Two other features are the 19V DC input and the low profile card slot. The 19V input means we have a large external 280W power brick. It also means we have not the most secure power to the NAS. We would prefer a screw on DC power input at least to ensure the power is not bumped out of the NAS. Power events on a NAS are a big deal so not having an internal power supply, and simply having this DC jack is probably not our favorite design element.
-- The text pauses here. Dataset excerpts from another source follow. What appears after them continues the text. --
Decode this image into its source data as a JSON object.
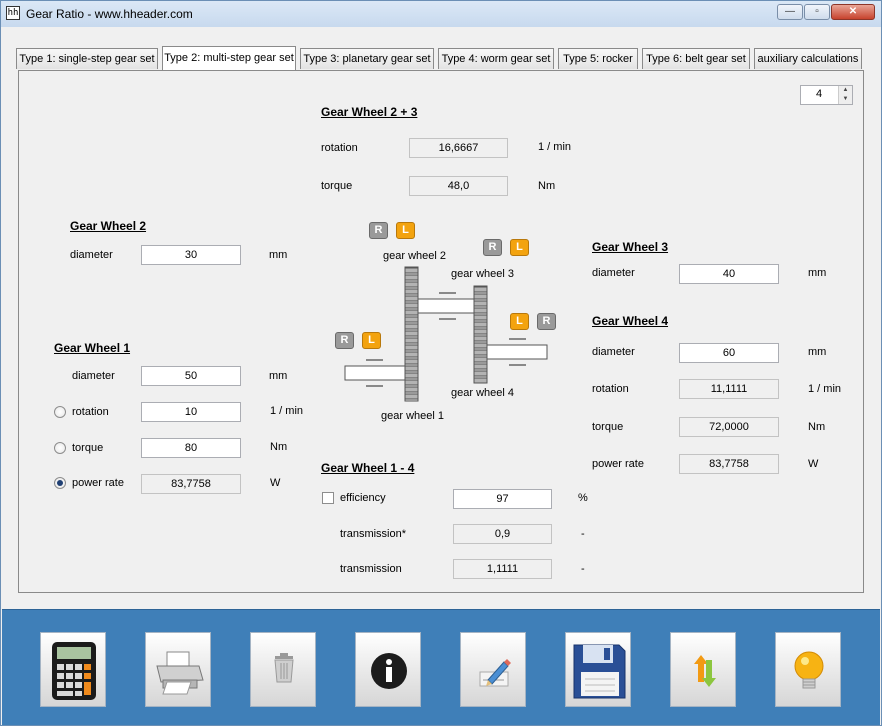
{
  "window": {
    "title": "Gear Ratio - www.hheader.com",
    "app_icon": "hh-icon"
  },
  "tabs": [
    {
      "label": "Type 1: single-step gear set"
    },
    {
      "label": "Type 2: multi-step gear set",
      "active": true
    },
    {
      "label": "Type 3: planetary gear set"
    },
    {
      "label": "Type 4: worm gear set"
    },
    {
      "label": "Type 5: rocker"
    },
    {
      "label": "Type 6: belt gear set"
    },
    {
      "label": "auxiliary calculations"
    }
  ],
  "spinner": {
    "value": "4"
  },
  "gw23": {
    "title": "Gear Wheel 2 + 3",
    "rotation_label": "rotation",
    "rotation_value": "16,6667",
    "rotation_unit": "1 / min",
    "torque_label": "torque",
    "torque_value": "48,0",
    "torque_unit": "Nm"
  },
  "gw2": {
    "title": "Gear Wheel 2",
    "diameter_label": "diameter",
    "diameter_value": "30",
    "diameter_unit": "mm"
  },
  "gw1": {
    "title": "Gear Wheel 1",
    "diameter_label": "diameter",
    "diameter_value": "50",
    "diameter_unit": "mm",
    "rotation_label": "rotation",
    "rotation_value": "10",
    "rotation_unit": "1 / min",
    "torque_label": "torque",
    "torque_value": "80",
    "torque_unit": "Nm",
    "power_label": "power rate",
    "power_value": "83,7758",
    "power_unit": "W",
    "selected_input": "power rate"
  },
  "gw3": {
    "title": "Gear Wheel 3",
    "diameter_label": "diameter",
    "diameter_value": "40",
    "diameter_unit": "mm"
  },
  "gw4": {
    "title": "Gear Wheel 4",
    "diameter_label": "diameter",
    "diameter_value": "60",
    "diameter_unit": "mm",
    "rotation_label": "rotation",
    "rotation_value": "11,1111",
    "rotation_unit": "1 / min",
    "torque_label": "torque",
    "torque_value": "72,0000",
    "torque_unit": "Nm",
    "power_label": "power rate",
    "power_value": "83,7758",
    "power_unit": "W"
  },
  "gw14": {
    "title": "Gear Wheel 1 - 4",
    "efficiency_label": "efficiency",
    "efficiency_value": "97",
    "efficiency_unit": "%",
    "efficiency_checked": false,
    "transmission_star_label": "transmission*",
    "transmission_star_value": "0,9",
    "transmission_star_unit": "-",
    "transmission_label": "transmission",
    "transmission_value": "1,1111",
    "transmission_unit": "-"
  },
  "diagram": {
    "label_gw2": "gear wheel 2",
    "label_gw3": "gear wheel 3",
    "label_gw4": "gear wheel 4",
    "label_gw1": "gear wheel 1",
    "badge_r": "R",
    "badge_l": "L"
  },
  "toolbar": {
    "buttons": [
      "calculator-icon",
      "printer-icon",
      "trash-icon",
      "info-icon",
      "edit-icon",
      "save-icon",
      "swap-icon",
      "lightbulb-icon"
    ]
  }
}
Minisforum N5 PRO P370 Rear Ports 3
Minisforum N5 PRO P370 Rear Ports 3

The low profile card slot we will get into more as we get inside the system next.

10 COMMENTS

  1. I’ve only got 3 complaints
    1. Please ship without your OS. TrueNAS is fine
    2. SFP+ instead of Base-T even if it’s just for 1 port
    3. Make me believe you’re gonna help if there’s a problem

  2. Honestly, my only complaint with my experiences with Minisforums is their garbage BIOS support/updates/breakages for their platforms.

    My last minisforums was the AMD 7945 based box. Literally had to stay on the launch BIOS because all of the fix BIOS they released after the fact made things worse. Stability, memory support, all of it.
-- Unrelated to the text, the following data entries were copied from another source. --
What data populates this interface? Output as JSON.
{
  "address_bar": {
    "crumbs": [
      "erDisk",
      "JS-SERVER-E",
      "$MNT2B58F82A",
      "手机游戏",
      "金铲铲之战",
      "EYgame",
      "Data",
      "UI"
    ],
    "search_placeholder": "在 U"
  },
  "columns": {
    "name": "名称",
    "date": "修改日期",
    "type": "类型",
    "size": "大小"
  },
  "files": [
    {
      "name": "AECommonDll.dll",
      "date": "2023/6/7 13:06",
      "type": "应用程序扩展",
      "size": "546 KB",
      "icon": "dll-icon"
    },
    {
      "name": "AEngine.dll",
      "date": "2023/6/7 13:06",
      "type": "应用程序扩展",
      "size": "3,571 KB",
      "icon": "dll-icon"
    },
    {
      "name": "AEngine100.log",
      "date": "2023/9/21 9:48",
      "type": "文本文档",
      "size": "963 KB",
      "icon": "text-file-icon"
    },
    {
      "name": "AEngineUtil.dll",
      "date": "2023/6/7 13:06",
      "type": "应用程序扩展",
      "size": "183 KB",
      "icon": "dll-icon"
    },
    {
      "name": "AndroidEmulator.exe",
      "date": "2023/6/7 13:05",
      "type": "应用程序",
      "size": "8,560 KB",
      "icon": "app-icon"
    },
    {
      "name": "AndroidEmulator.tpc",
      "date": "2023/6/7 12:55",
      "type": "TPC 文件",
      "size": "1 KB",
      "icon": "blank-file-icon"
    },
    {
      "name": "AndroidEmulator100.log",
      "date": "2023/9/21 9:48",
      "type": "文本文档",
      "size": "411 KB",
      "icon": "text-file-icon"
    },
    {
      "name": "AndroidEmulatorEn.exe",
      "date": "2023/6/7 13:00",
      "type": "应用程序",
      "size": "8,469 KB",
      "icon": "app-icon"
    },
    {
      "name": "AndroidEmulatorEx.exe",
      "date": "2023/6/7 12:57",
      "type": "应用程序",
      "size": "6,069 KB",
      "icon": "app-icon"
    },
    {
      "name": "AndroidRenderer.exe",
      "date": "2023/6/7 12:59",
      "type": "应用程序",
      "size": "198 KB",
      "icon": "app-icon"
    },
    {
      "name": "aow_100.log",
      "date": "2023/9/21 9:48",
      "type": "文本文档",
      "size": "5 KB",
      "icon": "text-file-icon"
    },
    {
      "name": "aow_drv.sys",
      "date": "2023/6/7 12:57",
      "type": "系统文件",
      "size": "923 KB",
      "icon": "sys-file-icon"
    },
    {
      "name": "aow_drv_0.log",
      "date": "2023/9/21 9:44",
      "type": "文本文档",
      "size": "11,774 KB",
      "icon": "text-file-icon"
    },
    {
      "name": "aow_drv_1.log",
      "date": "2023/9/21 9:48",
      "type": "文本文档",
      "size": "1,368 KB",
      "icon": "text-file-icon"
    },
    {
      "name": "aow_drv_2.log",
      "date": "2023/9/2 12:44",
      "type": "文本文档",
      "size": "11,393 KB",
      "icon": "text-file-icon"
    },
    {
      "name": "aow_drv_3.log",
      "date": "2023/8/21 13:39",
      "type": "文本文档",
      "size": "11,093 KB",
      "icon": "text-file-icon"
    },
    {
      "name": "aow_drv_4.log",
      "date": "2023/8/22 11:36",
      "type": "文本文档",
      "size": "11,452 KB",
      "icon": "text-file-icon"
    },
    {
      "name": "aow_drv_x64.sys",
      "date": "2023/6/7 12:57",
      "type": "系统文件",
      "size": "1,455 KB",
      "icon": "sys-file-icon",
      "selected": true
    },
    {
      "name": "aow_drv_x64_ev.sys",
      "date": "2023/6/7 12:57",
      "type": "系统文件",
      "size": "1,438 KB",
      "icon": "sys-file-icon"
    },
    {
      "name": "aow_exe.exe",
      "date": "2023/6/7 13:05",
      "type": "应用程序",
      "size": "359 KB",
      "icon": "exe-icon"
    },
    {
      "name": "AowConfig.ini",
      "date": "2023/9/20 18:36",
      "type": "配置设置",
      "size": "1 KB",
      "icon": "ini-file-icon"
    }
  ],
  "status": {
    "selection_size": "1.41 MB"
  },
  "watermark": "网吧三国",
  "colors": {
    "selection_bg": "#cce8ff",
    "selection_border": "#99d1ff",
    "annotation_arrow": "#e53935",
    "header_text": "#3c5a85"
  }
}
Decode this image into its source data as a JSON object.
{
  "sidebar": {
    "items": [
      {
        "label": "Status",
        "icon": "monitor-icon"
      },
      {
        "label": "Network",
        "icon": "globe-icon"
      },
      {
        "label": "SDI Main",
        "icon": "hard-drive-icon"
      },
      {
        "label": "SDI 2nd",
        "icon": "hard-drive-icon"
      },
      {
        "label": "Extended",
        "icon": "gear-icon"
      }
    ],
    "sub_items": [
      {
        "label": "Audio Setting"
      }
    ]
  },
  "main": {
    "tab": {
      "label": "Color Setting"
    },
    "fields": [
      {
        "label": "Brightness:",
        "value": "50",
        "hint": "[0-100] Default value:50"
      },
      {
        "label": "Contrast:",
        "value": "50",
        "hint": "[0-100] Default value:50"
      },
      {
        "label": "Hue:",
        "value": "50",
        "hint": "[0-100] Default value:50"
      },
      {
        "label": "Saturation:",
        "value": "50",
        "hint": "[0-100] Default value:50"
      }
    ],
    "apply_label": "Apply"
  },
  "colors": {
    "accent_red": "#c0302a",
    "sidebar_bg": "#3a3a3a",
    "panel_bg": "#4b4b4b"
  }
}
    That being said, wanted to point out there is no link back to this article on the youtube video.

  3. Once again, can’t even label the performance charts? Come on, do better. Also, under Power Use, you state eight 28TB drives? In a 5 bay NAS? Magic.

  4. A few slightly curious decisions; but I’m pleasantly reminded of the older HP microservers, NL54-era, from before they decided to switch away from situationally appropriate mobile-focused CPUs and toward basically the most depressing xeons intel bothers to sell(along with things like typing boot m.2 to the ILO kit).
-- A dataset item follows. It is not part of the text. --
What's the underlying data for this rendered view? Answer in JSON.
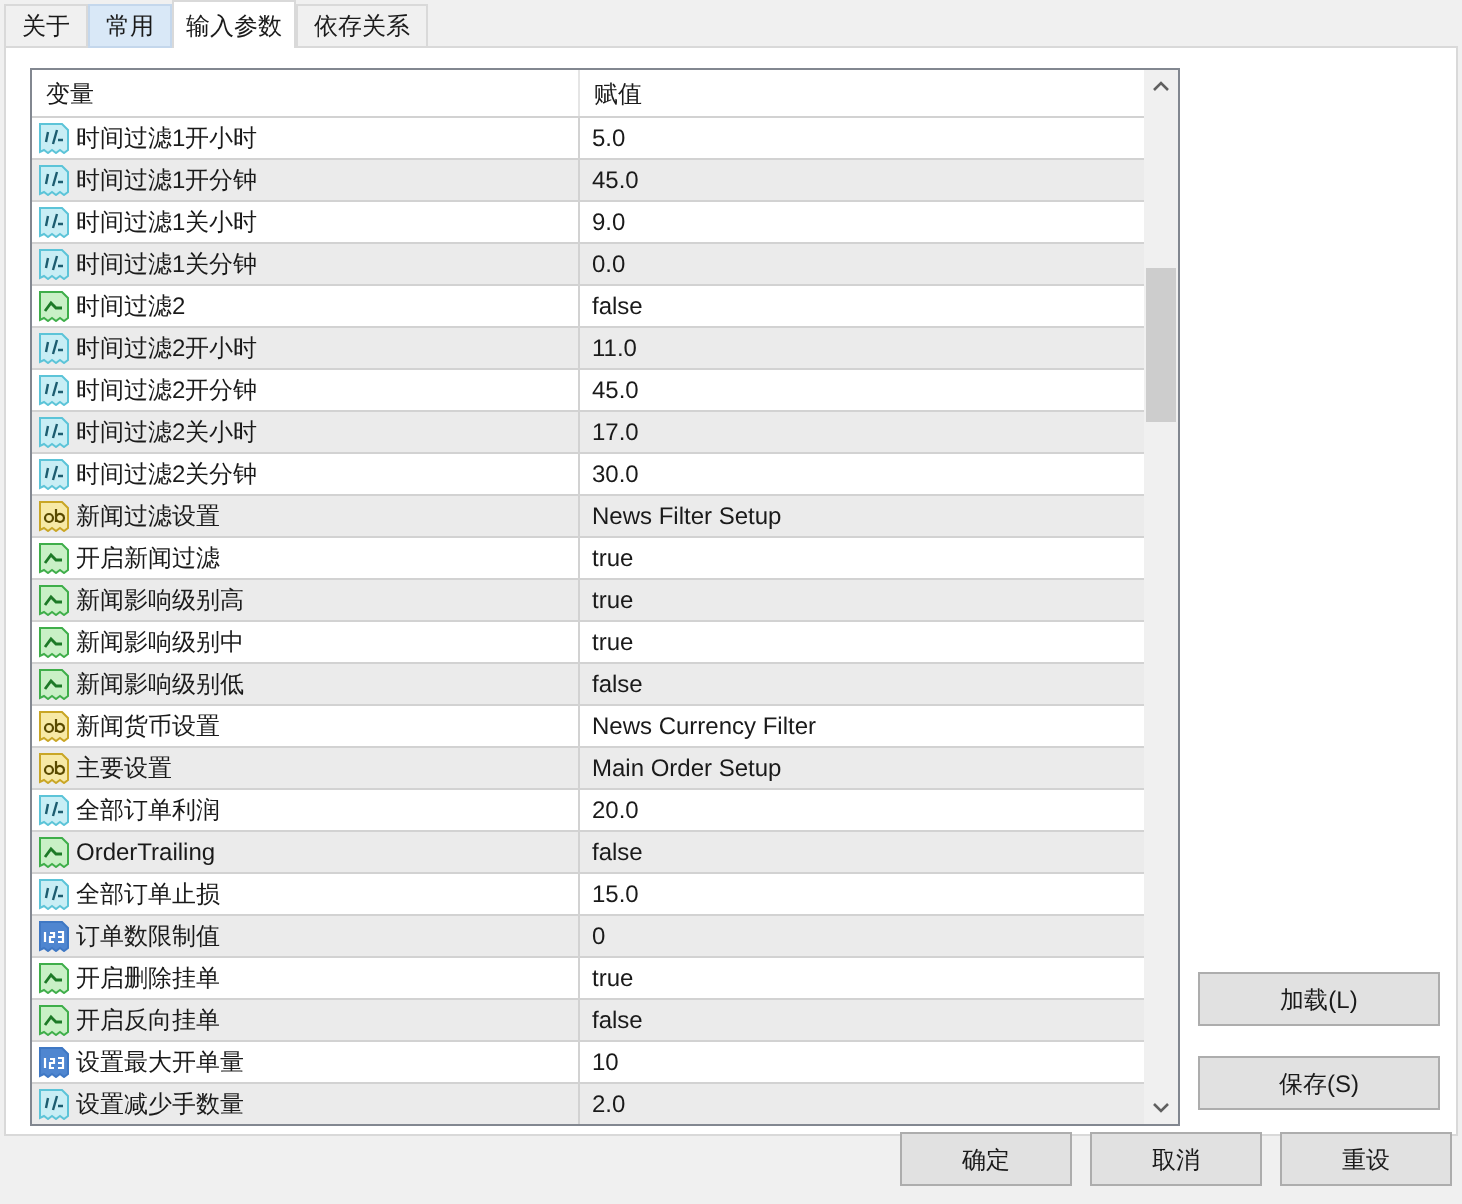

  5. Please, please, please, please mention in the first page of the article if the system can run TrueNAS or boot an alternative OS. It saves a lot of time.

  6. Thanks for the very nice review! I’ve put this on my “would be nice to have but hard to justify over my old self-built TrueNAS box” list. Looking at the specs, the price is actually very competitive. Not much more expensive than mini PCs with the same CPU:
    999 EUR Minisforum AI X1 Pro (including 32GB RAM and 1TB SSD)
    1050 USD GMKtec EVO-X1 (including 32GB RAM and 1TB SSD)

    Did anyone else also think that it’s very unusual to see support for 110 mm m.2 (22110)? In fact geizhals.eu only lists 14 models with this size, compared to 1324 models with 2280.

  7. I just bought one of these. I fail to be impressed with the OS that comes pre-installed. When booting up into it there is a label describing it as “beta”. I’d not expect something sold for $1000 to be “beta”. I wish it were easier to add and remove NVME/M2 drives cause doing so requires opening up the machine. Adding/removing hard drives in any of the 5 bays is very easy. It’s a tad pricey but I do appreciate that it can hold all kinds of storage devices.

  8. I bought one of these on Amazon, and I love it. It was just under $1600 for the model with 96GB of LPDDR5 ECC memory.

    I’ve been looking for a capable mini-server to act as a secondary host for virtual machines (so I can do updates on the main VM server) and also to act as a server for regular backups. This thing is perfect.

    It has a very-capable processor and space for up to 3 NVME M2 SSDs and 5 full-size hard drives. I bought the version that includes 96GB of ECC memory, and I installed 3 Adlink D60 2TB SSDs. These are high-endurance (3,800 TBW) PCIE 4 SSDs with Power Loss Protection for a great price.

    I removed the built-in NAS software it comes with and instead installed Proxmox VE and Proxmox Backup Server. The former gives a powerful and flexible environment for hosting virtual machines that can operate as part of a cluster with my other Proxmox server.

    I use the SATA hard drives to create a separate ZFS pool for Proxmox Backup Server. This allows rapid, incremental backups of all my VMs and incorporated deduplication to greatly reduce storage needs.

    All this gives me the power of a commercial small server for a lot less money and in a much smaller and quieter space.

    So far it has performed perfectly and is cool and nearly silent.

  9. What about remote management? Are there any headers for the power of reset buttons, for piKVM-style addons, or even PICe boards?
    Would the BIOS even recognize the Asrock PAUL impi card?